SDSC Shares in Best Student Paper Award for CVDB'05

Published 05/26/2005


Amarnath Gupta, director of the Advanced Query Processing Lab at SDSC, and a coauthor and advisor of best paper author Bin Liu of the Georgia Institute of Technology.
The Second International Workshop on Computer Vision meets Databases, CVDB 2005, has announced the awards for the this year's best student papers. The winning paper, "A Live Multimedia Stream Querying System," was by graduate student Bin Liu of the Georgia Institute of Technology, with coauthors Amarnath Gupta, director of the Advanced Query Processing Lab at SDSC, and professor Ramesh Jain of Georgia Tech University. Gupta and Jain are Bin's advisors.

The judges praised the effort, saying that "this excellent paper presents a very novel system, and essentially opens up a new research area at the intersection of the computer vision and sensor database areas." The winning student receives a prize of $800 as well as free registration for the conference.

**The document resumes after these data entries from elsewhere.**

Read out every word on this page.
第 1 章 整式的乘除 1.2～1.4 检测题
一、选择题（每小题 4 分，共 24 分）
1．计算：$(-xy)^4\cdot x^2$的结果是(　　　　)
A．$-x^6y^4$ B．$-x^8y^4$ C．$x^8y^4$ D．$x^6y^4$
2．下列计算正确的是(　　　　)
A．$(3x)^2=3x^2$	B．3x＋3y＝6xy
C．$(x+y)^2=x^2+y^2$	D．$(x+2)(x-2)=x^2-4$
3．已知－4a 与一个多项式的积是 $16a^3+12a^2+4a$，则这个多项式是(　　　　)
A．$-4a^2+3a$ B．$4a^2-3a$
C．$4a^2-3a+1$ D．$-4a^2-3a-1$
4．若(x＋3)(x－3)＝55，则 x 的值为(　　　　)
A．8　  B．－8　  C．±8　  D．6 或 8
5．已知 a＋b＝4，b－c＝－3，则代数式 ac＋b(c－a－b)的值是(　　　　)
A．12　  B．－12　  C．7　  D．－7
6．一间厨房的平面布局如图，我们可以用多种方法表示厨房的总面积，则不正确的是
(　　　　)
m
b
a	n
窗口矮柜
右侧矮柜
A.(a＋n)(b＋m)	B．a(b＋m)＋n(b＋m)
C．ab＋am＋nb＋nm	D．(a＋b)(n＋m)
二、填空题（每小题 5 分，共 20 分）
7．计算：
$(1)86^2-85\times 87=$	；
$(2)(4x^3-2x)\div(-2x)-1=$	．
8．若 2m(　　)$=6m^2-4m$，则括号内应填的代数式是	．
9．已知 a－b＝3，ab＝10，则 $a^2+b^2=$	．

Live sensors from simple radio frequency identification (RFID) tags to webcams are becoming common in many applications, producing enormous amounts of continuous data called "media streams." The problem the paper addresses is how to ask questions or "queries" about what is in these live media streams. For example, a scientist studying animal behavior might use digital video to record this behavior, and then want to automate the search for particular behaviors, a task that would be too costly to do manually. Or a bank might want to have an automatic way to check the identity of customers appearing on video at their ATM machines.

However, the overwhelming volume and rate of data in media streams make it impractical to use a sequential process of storing and querying it, and instead require special strategies to query the information as it streams by. Before it is possible to ask questions about the content, various "features" must be extracted. For example, before asking whether a person in the video is smiling, the system must determine whether there is in fact a feature known as a face there at all. But the processing required to extract features introduces time delays of different lengths, and the paper addresses the challenges of how to manage and query multiple features that are identified at different times to produce useful answers. This paper is noteworthy for being one of the first to bring advanced query processing technologies to bear in querying media streams.

The CVDB workshop will be held on June 17 in Baltimore, Maryland as part of the SIGMOD/PODS conference (Special Interest Group on Management of Data/Principles of Database Systems) sponsored by the Association of Computing Machinery (ACM), which is one of the most important database conferences. The workshop bridges the gap between the computer vision and database communities. This facilitates interdisciplinary research by providing database researchers the opportunity to learn about the challenges that computer vision people are working on, and vice-versa, with the aim of defining research directions that benefit both communities. The workshop includes tutorials and presentations along with a panel for exchanging ideas with professional image users and providers, giving the researchers exposure to real-world applications.